Perhaps it’s because so much these days is not written by individual writers but by teams of same – committees effectively – reinforcing the group-think and earning brownie points off each other.

Am I hankering for a simpler past? Nope. I love CGI, up to a point. But it might make a nice wee change to experience something free of Tom Hanks’s drawl or Kristin Scott Thomas’s vowels. Or any voices at all.

Step forward the Hippodrome Festival Of Silent Cinema which unspools this week at Bo’ness which, for those who don’t know it, sits west of Edinburgh and east of Falkirk.

Indeed, the Hippodrome has been working away at this sort of thing for some time and has established itself as the go-to silent-era picture palace.

This week’s festival features gala screenings, new music commissions, workshops, talks and celebrations of stars whose faces told a story. Highlights include “swoon-inducing romance” from The Last Of The Mohicans (1920) with a new live score by multi-instrumentalist David Allison; Call Of The North, a celebration of the work of Scottish film-maker Isobel Wylie Hutchison, who filmed the landscapes of Alaska and Greenland; and Seven Footsteps To Satan (1929), billed as “Carry On Devil Worship crossed with The Rocky Horror Picture Show”.

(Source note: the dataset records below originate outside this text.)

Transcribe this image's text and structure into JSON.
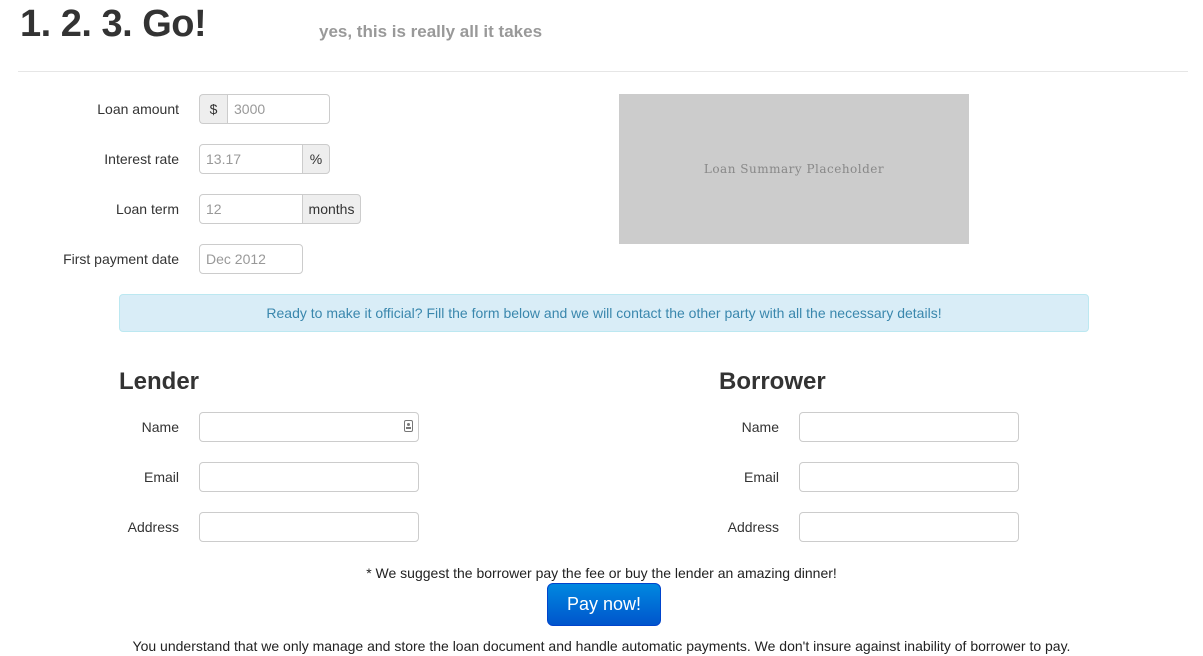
{
  "header": {
    "title": "1. 2. 3. Go!",
    "tagline": "yes, this is really all it takes"
  },
  "loan_form": {
    "amount": {
      "label": "Loan amount",
      "prefix": "$",
      "placeholder": "3000"
    },
    "rate": {
      "label": "Interest rate",
      "placeholder": "13.17",
      "suffix": "%"
    },
    "term": {
      "label": "Loan term",
      "placeholder": "12",
      "suffix": "months"
    },
    "first_payment": {
      "label": "First payment date",
      "placeholder": "Dec 2012"
    }
  },
  "summary": {
    "placeholder_text": "Loan Summary Placeholder"
  },
  "alert": {
    "text": "Ready to make it official? Fill the form below and we will contact the other party with all the necessary details!"
  },
  "lender": {
    "title": "Lender",
    "name_label": "Name",
    "email_label": "Email",
    "address_label": "Address"
  },
  "borrower": {
    "title": "Borrower",
    "name_label": "Name",
    "email_label": "Email",
    "address_label": "Address"
  },
  "footer": {
    "fee_note": "* We suggest the borrower pay the fee or buy the lender an amazing dinner!",
    "pay_button": "Pay now!",
    "disclaimer": "You understand that we only manage and store the loan document and handle automatic payments. We don't insure against inability of borrower to pay."
  },
  "colors": {
    "alert_bg": "#d9edf7",
    "alert_text": "#3a87ad",
    "button": "#0066dd",
    "placeholder_box": "#cccccc"
  }
}
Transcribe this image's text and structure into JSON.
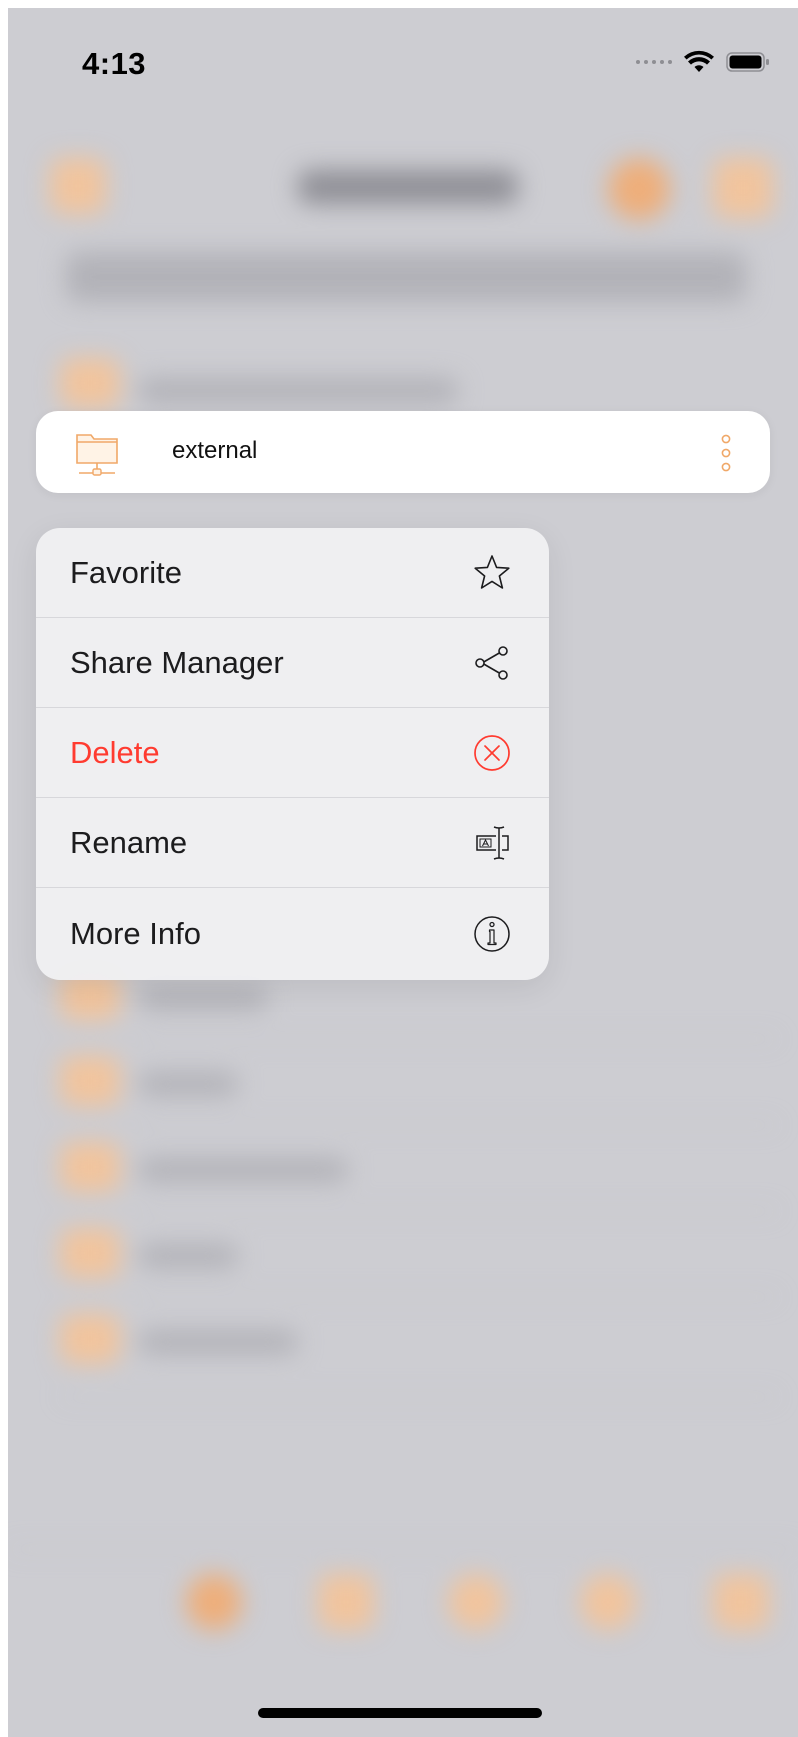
{
  "status_bar": {
    "time": "4:13"
  },
  "preview_row": {
    "label": "external",
    "icon": "network-folder-icon"
  },
  "context_menu": {
    "items": [
      {
        "label": "Favorite",
        "icon": "star-icon",
        "destructive": false
      },
      {
        "label": "Share Manager",
        "icon": "share-icon",
        "destructive": false
      },
      {
        "label": "Delete",
        "icon": "delete-circle-x-icon",
        "destructive": true
      },
      {
        "label": "Rename",
        "icon": "rename-icon",
        "destructive": false
      },
      {
        "label": "More Info",
        "icon": "info-icon",
        "destructive": false
      }
    ]
  },
  "colors": {
    "accent": "#f0a868",
    "destructive": "#ff3b30",
    "backdrop": "#cdcdd2",
    "menu_background": "#f0f0f2"
  }
}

Also on show are a celebration of the Glasgow comedian Billy Ritchie (think of it – a silent Glaswegian!), the 1923 German expressionist classic Der Schatz (The Treasure) and – wait for it – a triple-bill of Laurel and Hardy. Yay!

All human life is here – and it isn’t saying a word. Silent Cinema is golden, and it’s hats off to the Hippodrome for giving it a chance to shine once more.

The Hippodrome Festival Of Silent Cinema runs from Wednesday to Sunday.